July 11 (Reuters) – The Sri Lankan rupee fell as importers and banks bought dollars, speculating that foreign holders of the country’s sovereign debt might sell them in order to invest in the higher-yielding dollar bonds the government launched on Monday, dealers said.
The new dual-tranche dollar bond float, which could result in some foreign investors exiting their positions on older government securities, comes with a 5.5-year tranche indicating a yield guidance in the area of 6.125 percent and a 10-year at about 7.125 percent.
The sovereign bonds could raise up to $1.5 billion, three sources close to the deal told Reuters on Monday, as book building began.
The Sri Lankan rupee one-week forwards, which have been acting as a proxy for the spot rupee, were trading at 146.10/30 per dollar at 0550 GMT, weaker than Friday’s close of 146.00/10.
“The demand is there and the investors are waiting to see the outcome of the sovereign bond (issuance). If the rates are higher, we might see some foreigners holding on to local bonds shifting to the sovereign bond,” said a currency dealer, asking not to be named.

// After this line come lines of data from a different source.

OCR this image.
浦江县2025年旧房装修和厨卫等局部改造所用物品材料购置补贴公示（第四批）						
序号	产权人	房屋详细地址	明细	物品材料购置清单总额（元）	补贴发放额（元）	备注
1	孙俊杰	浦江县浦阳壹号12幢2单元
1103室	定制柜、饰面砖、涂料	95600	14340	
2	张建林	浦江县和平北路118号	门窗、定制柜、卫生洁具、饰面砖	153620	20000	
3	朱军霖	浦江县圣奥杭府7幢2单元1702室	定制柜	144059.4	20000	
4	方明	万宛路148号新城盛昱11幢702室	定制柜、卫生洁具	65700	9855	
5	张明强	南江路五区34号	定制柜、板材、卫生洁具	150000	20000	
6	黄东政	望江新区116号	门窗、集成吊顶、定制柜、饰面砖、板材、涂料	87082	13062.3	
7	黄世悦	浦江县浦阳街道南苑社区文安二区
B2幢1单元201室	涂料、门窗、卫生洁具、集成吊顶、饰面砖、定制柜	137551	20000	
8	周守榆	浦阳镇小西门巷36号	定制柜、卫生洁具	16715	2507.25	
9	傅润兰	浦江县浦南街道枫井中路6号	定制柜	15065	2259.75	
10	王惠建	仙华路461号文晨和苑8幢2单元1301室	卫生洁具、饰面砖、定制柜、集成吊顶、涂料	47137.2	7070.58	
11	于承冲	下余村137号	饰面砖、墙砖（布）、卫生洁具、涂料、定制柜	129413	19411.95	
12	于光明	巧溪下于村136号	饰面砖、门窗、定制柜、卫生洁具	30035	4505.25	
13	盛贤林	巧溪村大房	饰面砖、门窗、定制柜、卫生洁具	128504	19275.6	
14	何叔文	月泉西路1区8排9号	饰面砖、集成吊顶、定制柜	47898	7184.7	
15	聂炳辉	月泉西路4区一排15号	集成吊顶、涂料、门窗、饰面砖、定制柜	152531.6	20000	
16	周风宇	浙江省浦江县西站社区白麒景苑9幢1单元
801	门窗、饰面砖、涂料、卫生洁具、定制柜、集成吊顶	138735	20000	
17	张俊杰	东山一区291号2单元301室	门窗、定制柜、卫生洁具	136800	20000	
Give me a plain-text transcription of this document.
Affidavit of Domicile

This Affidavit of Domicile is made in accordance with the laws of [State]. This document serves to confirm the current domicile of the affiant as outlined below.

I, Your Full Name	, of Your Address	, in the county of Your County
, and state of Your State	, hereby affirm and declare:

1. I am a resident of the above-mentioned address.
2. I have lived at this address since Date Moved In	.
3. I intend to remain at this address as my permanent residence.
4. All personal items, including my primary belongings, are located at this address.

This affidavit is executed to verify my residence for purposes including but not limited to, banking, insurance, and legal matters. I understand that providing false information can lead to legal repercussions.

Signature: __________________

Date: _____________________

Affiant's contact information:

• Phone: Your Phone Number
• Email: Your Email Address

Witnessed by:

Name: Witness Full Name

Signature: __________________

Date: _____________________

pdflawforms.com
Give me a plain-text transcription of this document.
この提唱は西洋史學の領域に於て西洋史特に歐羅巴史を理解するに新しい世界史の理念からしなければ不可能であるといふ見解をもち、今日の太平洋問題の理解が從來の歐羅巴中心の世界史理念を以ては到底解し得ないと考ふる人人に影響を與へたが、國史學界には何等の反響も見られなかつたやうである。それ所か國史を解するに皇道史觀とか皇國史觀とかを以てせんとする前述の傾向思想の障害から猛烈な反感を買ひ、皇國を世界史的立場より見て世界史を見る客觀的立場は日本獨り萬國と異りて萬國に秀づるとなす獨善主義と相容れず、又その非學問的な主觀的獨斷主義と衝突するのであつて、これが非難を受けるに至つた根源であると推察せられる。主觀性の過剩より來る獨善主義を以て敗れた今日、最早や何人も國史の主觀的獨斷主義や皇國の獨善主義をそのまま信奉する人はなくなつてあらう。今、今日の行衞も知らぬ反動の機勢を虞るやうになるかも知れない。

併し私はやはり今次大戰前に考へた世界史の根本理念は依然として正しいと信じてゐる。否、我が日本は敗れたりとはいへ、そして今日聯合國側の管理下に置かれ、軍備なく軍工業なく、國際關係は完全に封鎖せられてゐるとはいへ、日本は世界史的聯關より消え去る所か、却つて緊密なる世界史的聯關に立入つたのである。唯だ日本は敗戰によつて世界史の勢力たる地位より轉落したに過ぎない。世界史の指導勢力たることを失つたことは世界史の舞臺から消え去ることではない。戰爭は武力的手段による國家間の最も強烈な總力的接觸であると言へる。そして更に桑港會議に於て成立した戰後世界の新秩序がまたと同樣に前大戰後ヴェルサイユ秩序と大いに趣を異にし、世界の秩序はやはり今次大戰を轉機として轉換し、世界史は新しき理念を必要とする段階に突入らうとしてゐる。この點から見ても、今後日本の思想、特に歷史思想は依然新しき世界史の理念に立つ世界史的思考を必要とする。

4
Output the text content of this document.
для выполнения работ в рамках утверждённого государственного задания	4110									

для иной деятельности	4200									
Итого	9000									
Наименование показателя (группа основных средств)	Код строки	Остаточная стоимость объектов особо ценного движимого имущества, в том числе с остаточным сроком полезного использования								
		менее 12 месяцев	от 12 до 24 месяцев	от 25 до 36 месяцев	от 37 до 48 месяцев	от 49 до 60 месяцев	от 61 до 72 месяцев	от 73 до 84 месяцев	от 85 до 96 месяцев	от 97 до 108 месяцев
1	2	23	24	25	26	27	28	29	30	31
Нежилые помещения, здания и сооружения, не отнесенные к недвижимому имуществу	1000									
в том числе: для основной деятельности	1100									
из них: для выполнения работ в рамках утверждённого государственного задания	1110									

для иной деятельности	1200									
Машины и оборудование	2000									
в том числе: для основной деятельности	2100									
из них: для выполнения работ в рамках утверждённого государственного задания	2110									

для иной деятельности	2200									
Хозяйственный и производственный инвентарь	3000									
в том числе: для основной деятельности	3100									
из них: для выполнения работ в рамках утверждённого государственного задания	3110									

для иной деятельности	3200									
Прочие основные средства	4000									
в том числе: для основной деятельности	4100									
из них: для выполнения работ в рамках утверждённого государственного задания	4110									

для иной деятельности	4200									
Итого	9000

The spot rupee is tightly managed by the central bank and market participants use the forward market levels for guidance on the currency.
Dealers said the central bank did not intervene in the foreign exchange market for the fifth straight session on Monday.
Last week, central bank governor Indrajith Coomaraswamy said the monetary authority would manage exchange rate flexibly and not have too much volatility.
Nandalal Weerasinghe, the central bank deputy governor, also said last week that the level of central bank intervention had come down drastically and that it had been absorbing dollars instead of selling.
The spot rupee was not quoted, nor was the spot-next, which are rupee forwards settled three days after the spot rupee settlement, dealers said.